Diving into the Data Lake
The idea is simple: instead of placing data in a purpose-built data store, you move it into a data lake in its original format. This eliminates the upfront costs of data ingestion, like transformation. Once data is placed into the lake, it’s available for analysis by everyone in the organization.
Source: Gartner.com, April 2015
The concept of the enterprise data lake is one of the most talked about ideas in the modern data-warehousing world. (If you’re not already familiar with how these two differ, review our data lake vs data warehouse post.) It is also one of the most divisive concepts with analysts, vendors and users split on whether this approach is an analytics breakthrough or an enterprise-level garbage bin for data that will never be looked at again.
And as usual in these controversies, both sides have a point. The key is using this approach where it fits the need. When an organization needs access to a large pool of diverse data for which the schema and data requirements cannot be defined until the data is queried, a data lake can be an excellent solution.
- Let’s consider the example of a modern aircraft engine that generates Terabytes of data on every flight. The aircraft manufacturer uses the collected data to find out how to run the engine as efficiently as possible and to identify patterns of failure. Given the cost of operating an aircraft engine and even more so the cost of downtime, it is no surprise that customers (read: airlines) are willing to pay for this kind of data.

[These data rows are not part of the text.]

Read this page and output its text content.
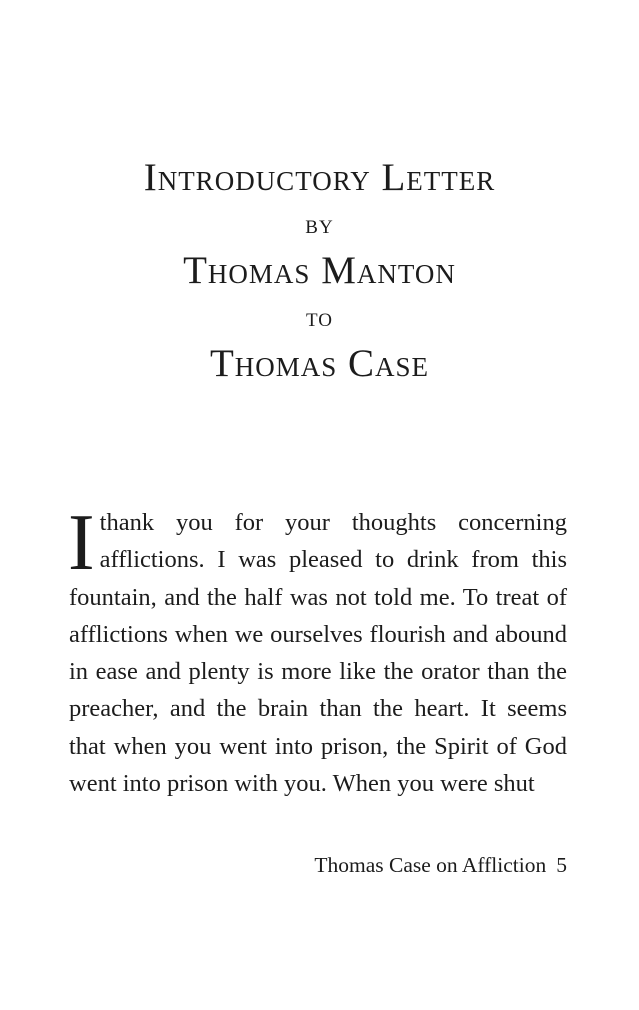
Introductory Letter
by
Thomas Manton
to
Thomas Case
I thank you for your thoughts concerning afflictions. I was pleased to drink from this fountain, and the half was not told me. To treat of afflictions when we ourselves flourish and abound in ease and plenty is more like the orator than the preacher, and the brain than the heart. It seems that when you went into prison, the Spirit of God went into prison with you. When you were shut
Thomas Case on Affliction 5
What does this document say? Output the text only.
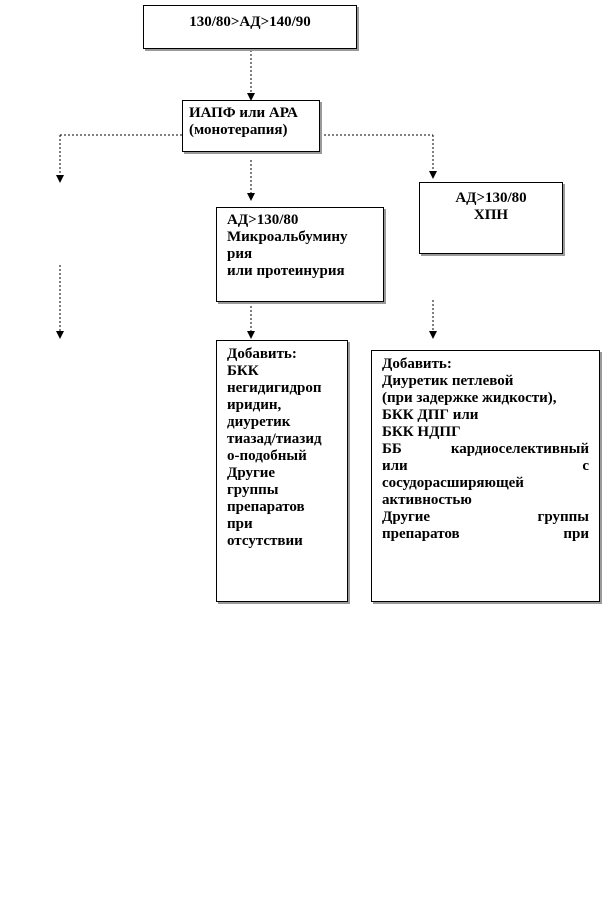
130/80>АД>140/90
ИАПФ или АРА
(монотерапия)
АД>130/80
Микроальбумину
рия
или протеинурия
АД>130/80
ХПН
Добавить:
БКК
негидигидроп
иридин,
диуретик
тиазад/тиазид
о-подобный
Другие
группы
препаратов
при
отсутствии
Добавить:
Диуретик петлевой
(при задержке жидкости),
БКК ДПГ или
БКК НДПГ
ББ	кардиоселективный
или	с
сосудорасширяющей
активностью
Другие	группы
препаратов	при
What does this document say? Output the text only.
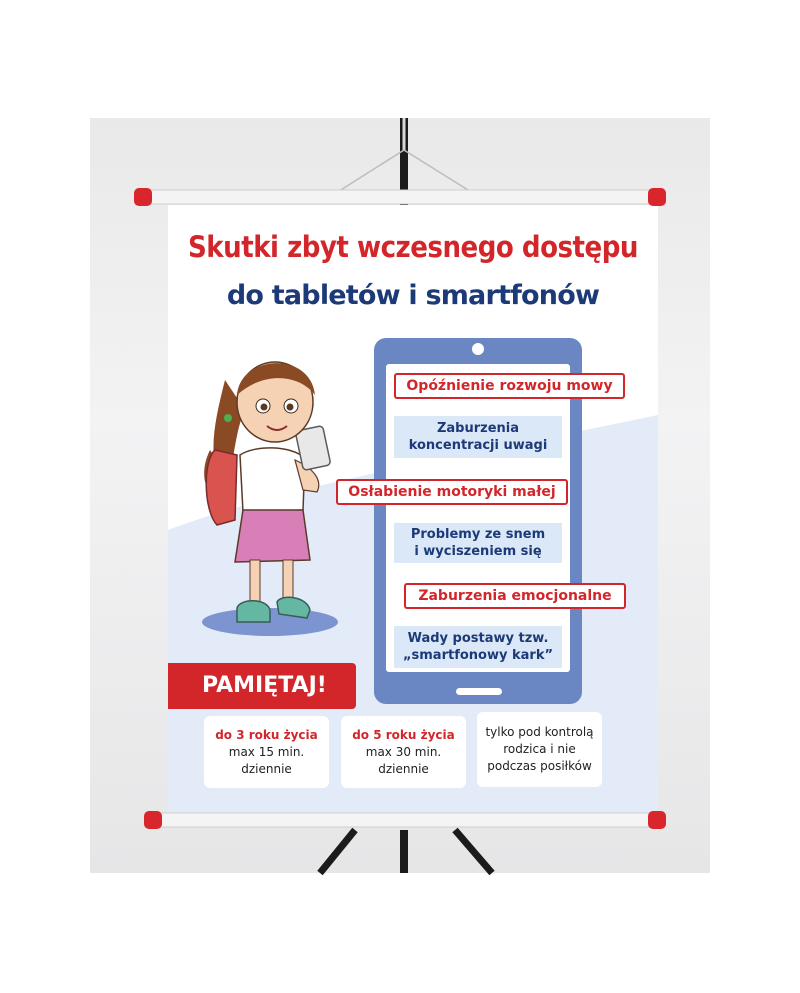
Skutki zbyt wczesnego dostępu
do tabletów i smartfonów
Opóźnienie rozwoju mowy
Zaburzenia
koncentracji uwagi
Osłabienie motoryki małej
Problemy ze snem
i wyciszeniem się
Zaburzenia emocjonalne
Wady postawy tzw.
„smartfonowy kark”
PAMIĘTAJ!
do 3 roku życia
max 15 min.
dziennie
do 5 roku życia
max 30 min.
dziennie
tylko pod kontrolą
rodzica i nie
podczas posiłków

- But the story does not end there. The aircraft manufacturer will know a lot of factors of the engines it produces – and sold to many of its customers. Think about upcoming maintenance. If the manufacturer knows that 1,000 turbine blades will have to be replaced in the next 3 months then it better make sure these blades are produced in time to deliver the maintenance, or (still) face costly outages as an alternative. I.e. analysis of sensor-generated data impacts operational processes, and touches on “boring” ERP data like parts inventory and supplies. And with that a massive analysis of Internet-of-Things (IoT) data arguably becomes a query that should be related to data from the ERP and other traditional systems.